Перейдем затем к показанию Лейхфельда в том виде, как оно представлено вам товарищем прокурора — в том виде, в каком он извлек его из различных противоречивых показаний свидетелей. Он дает этому показанию полную веру и основывает на нем все свои заключения прежде всего потому, что не видит ни малейшего основания сомневаться в правдивости слов Лейхфельда. Я точно так же далек, господа присяжные, от того, чтобы на человека умирающего, человека, ничем не запятнанного, бросать какое-либо подозрение, но не могу не сказать, что мнение господина товарища прокурора о Лейхфельде, как о человеке безусловно добром, безусловно правдивом, представляется основанным на данных довольно шатких! Я слышал из показаний Розенберга, что Лейхфельд был характера слабого, больше я ничего не слыхал! Мне кажется, он не говорил о доброте Лейхфельда, и следовательно, нет достаточного основания ставить Лейхфельда на тот пьедестал, на который возводит его товарищ прокурора.
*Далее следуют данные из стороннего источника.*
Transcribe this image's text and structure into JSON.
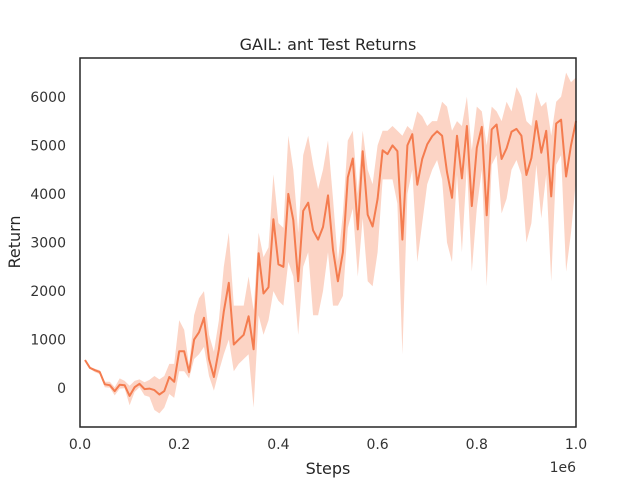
{
  "chart_data": {
    "type": "line",
    "title": "GAIL: ant Test Returns",
    "xlabel": "Steps",
    "ylabel": "Return",
    "x_offset_label": "1e6",
    "xlim": [
      0,
      1.0
    ],
    "ylim": [
      -800,
      6800
    ],
    "x_ticks": [
      0.0,
      0.2,
      0.4,
      0.6,
      0.8,
      1.0
    ],
    "x_tick_labels": [
      "0.0",
      "0.2",
      "0.4",
      "0.6",
      "0.8",
      "1.0"
    ],
    "y_ticks": [
      0,
      1000,
      2000,
      3000,
      4000,
      5000,
      6000
    ],
    "y_tick_labels": [
      "0",
      "1000",
      "2000",
      "3000",
      "4000",
      "5000",
      "6000"
    ],
    "grid": false,
    "colors": {
      "line": "#f47c4f",
      "band": "#f9a98b"
    },
    "series": [
      {
        "x": [
          0.01,
          0.02,
          0.03,
          0.04,
          0.05,
          0.06,
          0.07,
          0.08,
          0.09,
          0.1,
          0.11,
          0.12,
          0.13,
          0.14,
          0.15,
          0.16,
          0.17,
          0.18,
          0.19,
          0.2,
          0.21,
          0.22,
          0.23,
          0.24,
          0.25,
          0.26,
          0.27,
          0.28,
          0.29,
          0.3,
          0.31,
          0.32,
          0.33,
          0.34,
          0.35,
          0.36,
          0.37,
          0.38,
          0.39,
          0.4,
          0.41,
          0.42,
          0.43,
          0.44,
          0.45,
          0.46,
          0.47,
          0.48,
          0.49,
          0.5,
          0.51,
          0.52,
          0.53,
          0.54,
          0.55,
          0.56,
          0.57,
          0.58,
          0.59,
          0.6,
          0.61,
          0.62,
          0.63,
          0.64,
          0.65,
          0.66,
          0.67,
          0.68,
          0.69,
          0.7,
          0.71,
          0.72,
          0.73,
          0.74,
          0.75,
          0.76,
          0.77,
          0.78,
          0.79,
          0.8,
          0.81,
          0.82,
          0.83,
          0.84,
          0.85,
          0.86,
          0.87,
          0.88,
          0.89,
          0.9,
          0.91,
          0.92,
          0.93,
          0.94,
          0.95,
          0.96,
          0.97,
          0.98,
          0.99,
          1.0
        ],
        "y": [
          580,
          420,
          370,
          330,
          80,
          60,
          -60,
          70,
          60,
          -160,
          20,
          90,
          -20,
          -10,
          -40,
          -130,
          -60,
          230,
          130,
          760,
          760,
          330,
          1000,
          1150,
          1450,
          600,
          230,
          800,
          1580,
          2170,
          900,
          1000,
          1100,
          1480,
          800,
          2780,
          1950,
          2080,
          3480,
          2550,
          2500,
          4000,
          3460,
          2200,
          3650,
          3820,
          3250,
          3060,
          3320,
          3970,
          2850,
          2200,
          2800,
          4340,
          4730,
          3270,
          4880,
          3570,
          3330,
          3900,
          4900,
          4820,
          5000,
          4880,
          3060,
          5000,
          5230,
          4190,
          4720,
          5020,
          5190,
          5290,
          5200,
          4450,
          3920,
          5200,
          4320,
          5400,
          3750,
          4950,
          5380,
          3560,
          5330,
          5430,
          4720,
          4940,
          5280,
          5340,
          5200,
          4390,
          4740,
          5500,
          4850,
          5300,
          3950,
          5450,
          5530,
          4360,
          5000,
          5500
        ],
        "y_low": [
          580,
          400,
          330,
          290,
          20,
          10,
          -150,
          -10,
          0,
          -350,
          -80,
          20,
          -150,
          -180,
          -450,
          -520,
          -400,
          -120,
          -200,
          350,
          350,
          200,
          600,
          700,
          850,
          250,
          -50,
          350,
          700,
          1000,
          350,
          500,
          600,
          700,
          -400,
          1500,
          1100,
          1400,
          2000,
          1800,
          1700,
          2600,
          2300,
          1100,
          2500,
          2800,
          1500,
          1500,
          2000,
          2800,
          1700,
          1700,
          1900,
          3300,
          3700,
          2300,
          3500,
          2200,
          2100,
          2800,
          4300,
          4300,
          4300,
          3800,
          700,
          4000,
          4500,
          2600,
          3400,
          4200,
          4500,
          4700,
          4300,
          3000,
          2600,
          4400,
          2800,
          4600,
          2400,
          3700,
          4500,
          2100,
          4600,
          4800,
          3600,
          3900,
          4500,
          4700,
          4400,
          3000,
          3400,
          4600,
          3500,
          4400,
          2200,
          4600,
          4800,
          2400,
          3200,
          4300
        ],
        "y_high": [
          580,
          430,
          400,
          370,
          130,
          130,
          20,
          200,
          150,
          50,
          150,
          180,
          120,
          170,
          250,
          180,
          250,
          500,
          500,
          1400,
          1200,
          450,
          1500,
          1850,
          2000,
          1100,
          750,
          1400,
          2500,
          3200,
          1700,
          1700,
          1700,
          2300,
          1600,
          3200,
          2700,
          2900,
          4400,
          3400,
          3300,
          5200,
          4500,
          3200,
          4800,
          5200,
          4600,
          4100,
          4500,
          5100,
          3900,
          2600,
          3600,
          5100,
          5300,
          4000,
          5300,
          4500,
          4200,
          5000,
          5300,
          5300,
          5400,
          5300,
          5200,
          5400,
          5300,
          5700,
          5600,
          5400,
          5500,
          5500,
          5900,
          5800,
          5300,
          5500,
          5400,
          6000,
          4900,
          5800,
          5700,
          5000,
          5800,
          5700,
          5500,
          5900,
          5700,
          6200,
          6000,
          5500,
          5400,
          6100,
          5800,
          5900,
          5200,
          5900,
          6000,
          6500,
          6300,
          6400
        ]
      }
    ]
  }
}
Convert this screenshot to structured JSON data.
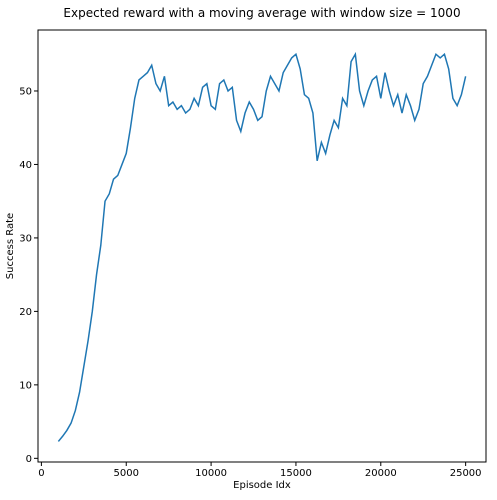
{
  "chart_data": {
    "type": "line",
    "title": "Expected reward with a moving average with window size = 1000",
    "x_label": "Episode Idx",
    "y_label": "Success Rate",
    "x": [
      1000,
      1250,
      1500,
      1750,
      2000,
      2250,
      2500,
      2750,
      3000,
      3250,
      3500,
      3750,
      4000,
      4250,
      4500,
      4750,
      5000,
      5250,
      5500,
      5750,
      6000,
      6250,
      6500,
      6750,
      7000,
      7250,
      7500,
      7750,
      8000,
      8250,
      8500,
      8750,
      9000,
      9250,
      9500,
      9750,
      10000,
      10250,
      10500,
      10750,
      11000,
      11250,
      11500,
      11750,
      12000,
      12250,
      12500,
      12750,
      13000,
      13250,
      13500,
      13750,
      14000,
      14250,
      14500,
      14750,
      15000,
      15250,
      15500,
      15750,
      16000,
      16250,
      16500,
      16750,
      17000,
      17250,
      17500,
      17750,
      18000,
      18250,
      18500,
      18750,
      19000,
      19250,
      19500,
      19750,
      20000,
      20250,
      20500,
      20750,
      21000,
      21250,
      21500,
      21750,
      22000,
      22250,
      22500,
      22750,
      23000,
      23250,
      23500,
      23750,
      24000,
      24250,
      24500,
      24750,
      25000
    ],
    "series": [
      {
        "color": "#1f77b4",
        "values": [
          2.3,
          3,
          3.8,
          4.8,
          6.5,
          9,
          12.5,
          16,
          20,
          25,
          29,
          35,
          36,
          38,
          38.5,
          40,
          41.5,
          45,
          49,
          51.5,
          52,
          52.5,
          53.5,
          51,
          50,
          52,
          48,
          48.5,
          47.5,
          48,
          47,
          47.5,
          49,
          48,
          50.5,
          51,
          48,
          47.5,
          51,
          51.5,
          50,
          50.5,
          46,
          44.5,
          47,
          48.5,
          47.5,
          46,
          46.5,
          50,
          52,
          51,
          50,
          52.5,
          53.5,
          54.5,
          55,
          53,
          49.5,
          49,
          47,
          40.5,
          43,
          41.5,
          44,
          46,
          45,
          49,
          48,
          54,
          55,
          50,
          48,
          50,
          51.5,
          52,
          49,
          52.5,
          50,
          48,
          49.5,
          47,
          49.5,
          48,
          46,
          47.5,
          51,
          52,
          53.5,
          55,
          54.5,
          55,
          53,
          49,
          48,
          49.5,
          52
        ]
      }
    ],
    "xlim": [
      -200,
      26200
    ],
    "xticks": [
      0,
      5000,
      10000,
      15000,
      20000,
      25000
    ],
    "ylim": [
      -0.5,
      58.3
    ],
    "yticks": [
      0,
      10,
      20,
      30,
      40,
      50
    ]
  }
}
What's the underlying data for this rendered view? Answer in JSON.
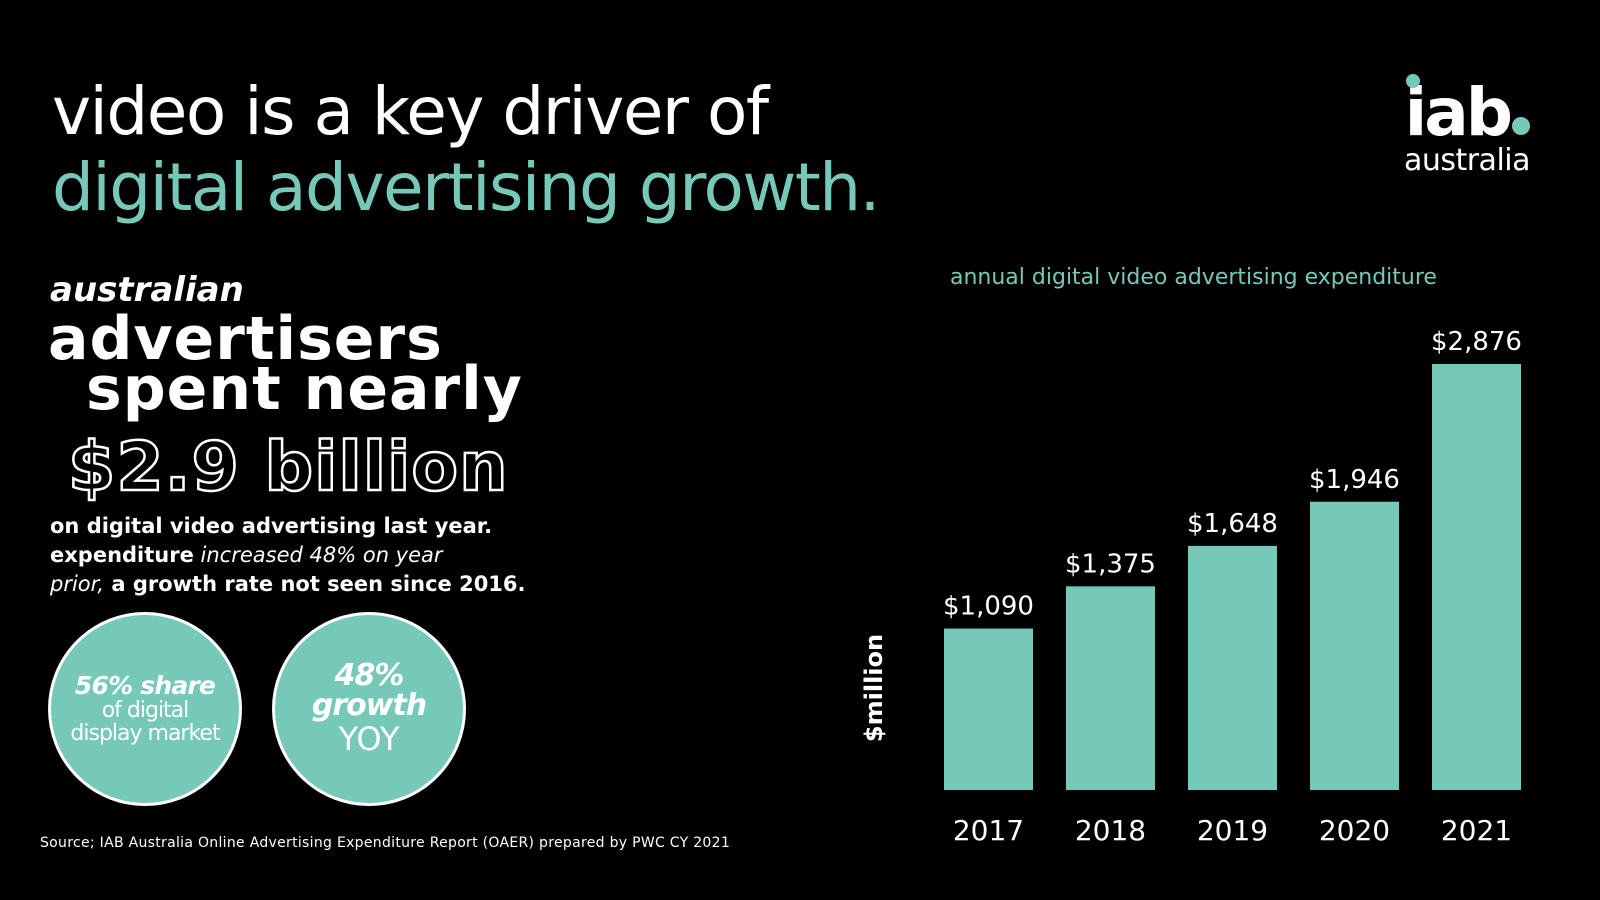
{
  "headline": {
    "line1": "video is a key driver of",
    "line2": "digital advertising growth."
  },
  "logo": {
    "main": "iab",
    "sub": "australia"
  },
  "summary": {
    "small": "australian",
    "big1": "advertisers",
    "big2": "spent nearly",
    "amount": "$2.9 billion",
    "line1": "on digital video advertising last year.",
    "line2_bold": "expenditure",
    "line2_italic": " increased 48% on year",
    "line3_italic": "prior,",
    "line3_bold": " a growth rate not seen since 2016."
  },
  "stats": {
    "share": {
      "a": "56% share",
      "b1": "of digital",
      "b2": "display market"
    },
    "growth": {
      "a1": "48%",
      "a2": "growth",
      "b": "YOY"
    }
  },
  "source": "Source; IAB Australia Online Advertising Expenditure Report (OAER) prepared by PWC CY 2021",
  "colors": {
    "accent": "#76c9b9",
    "background": "#000000",
    "text": "#ffffff"
  },
  "chart_data": {
    "type": "bar",
    "title": "annual digital video advertising expenditure",
    "ylabel": "$million",
    "xlabel": "",
    "categories": [
      "2017",
      "2018",
      "2019",
      "2020",
      "2021"
    ],
    "values": [
      1090,
      1375,
      1648,
      1946,
      2876
    ],
    "data_labels": [
      "$1,090",
      "$1,375",
      "$1,648",
      "$1,946",
      "$2,876"
    ],
    "ylim": [
      0,
      2876
    ],
    "grid": false,
    "legend": "none"
  }
}
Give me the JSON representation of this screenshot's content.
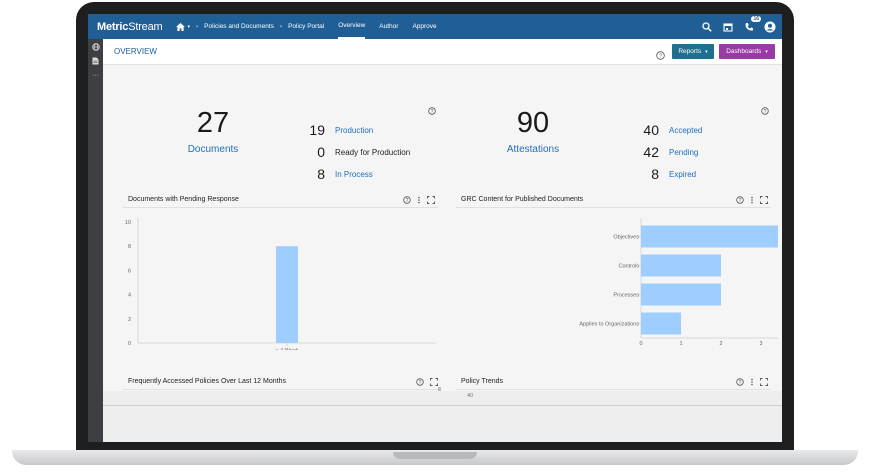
{
  "app": {
    "logo_bold": "Metric",
    "logo_rest": "Stream",
    "breadcrumb": [
      "Policies and Documents",
      "Policy Portal"
    ],
    "nav": [
      {
        "label": "Overview",
        "active": true
      },
      {
        "label": "Author",
        "active": false
      },
      {
        "label": "Approve",
        "active": false
      }
    ],
    "notification_count": "16",
    "icons": [
      "home-icon",
      "search-icon",
      "calendar-icon",
      "phone-icon",
      "user-avatar-icon"
    ]
  },
  "sidebar": {
    "icons": [
      "globe-icon",
      "document-icon",
      "more-icon"
    ]
  },
  "header": {
    "title": "OVERVIEW",
    "reports_label": "Reports",
    "dashboards_label": "Dashboards"
  },
  "documents": {
    "total": "27",
    "label": "Documents",
    "rows": [
      {
        "count": "19",
        "label": "Production"
      },
      {
        "count": "0",
        "label": "Ready for Production"
      },
      {
        "count": "8",
        "label": "In Process"
      }
    ]
  },
  "attestations": {
    "total": "90",
    "label": "Attestations",
    "rows": [
      {
        "count": "40",
        "label": "Accepted"
      },
      {
        "count": "42",
        "label": "Pending"
      },
      {
        "count": "8",
        "label": "Expired"
      }
    ]
  },
  "panels": {
    "pending_title": "Documents with Pending Response",
    "grc_title": "GRC Content for Published Documents",
    "frequent_title": "Frequently Accessed Policies Over Last 12 Months",
    "trends_title": "Policy Trends",
    "trends_first_tick": "40"
  },
  "colors": {
    "topbar": "#1f5f96",
    "link": "#1f6fbf",
    "reports": "#1f6f8f",
    "dashboards": "#9a3aa6",
    "bar": "#9ecdff"
  },
  "chart_data": [
    {
      "type": "bar",
      "title": "Documents with Pending Response",
      "categories": [
        "> 4 Week"
      ],
      "values": [
        8
      ],
      "ylim": [
        0,
        10
      ],
      "yticks": [
        0,
        2,
        4,
        6,
        8,
        10
      ]
    },
    {
      "type": "bar",
      "orientation": "horizontal",
      "title": "GRC Content for Published Documents",
      "categories": [
        "Objectives",
        "Controls",
        "Processes",
        "Applies to Organizations"
      ],
      "values": [
        4,
        2,
        2,
        1
      ],
      "xlim": [
        0,
        5
      ],
      "xticks": [
        0,
        1,
        2,
        3,
        4,
        5
      ]
    }
  ]
}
Что касается до показаний Грешнера и Феоктистова, то мне кажется, что мы не только можем, но и должны их совершенно отбросить! Вы помните, что Грешнер объясняет, что Лейхфельд рассказывал ему подробности происшествия накануне или в самый день смерти. Вы знаете между тем из скорбного листа, что как в день смерти, так и накануне и даже за три дня перед смертью покойный Лейхфельд не был в полном уме и здравой памяти; сознание его было неясно, он бредил. Мы имеем по этому предмету показания эксперта Майделя, что лихорадочное состояние, сопровождаемое бредом, неясными представлениями, обнаруживается прежде всего в учащенном пульсе. Так вот, в тот день, когда происходила беседа Грешнера с Лейхфельдом, пульс последнего возвысился до ста тридцати двух ударов в минуту, то есть значительно превосходил ту мерку, которая, по показаниям эксперта, отделяет пульс лихорадочный обыкновенный от пульса лихорадочного полного.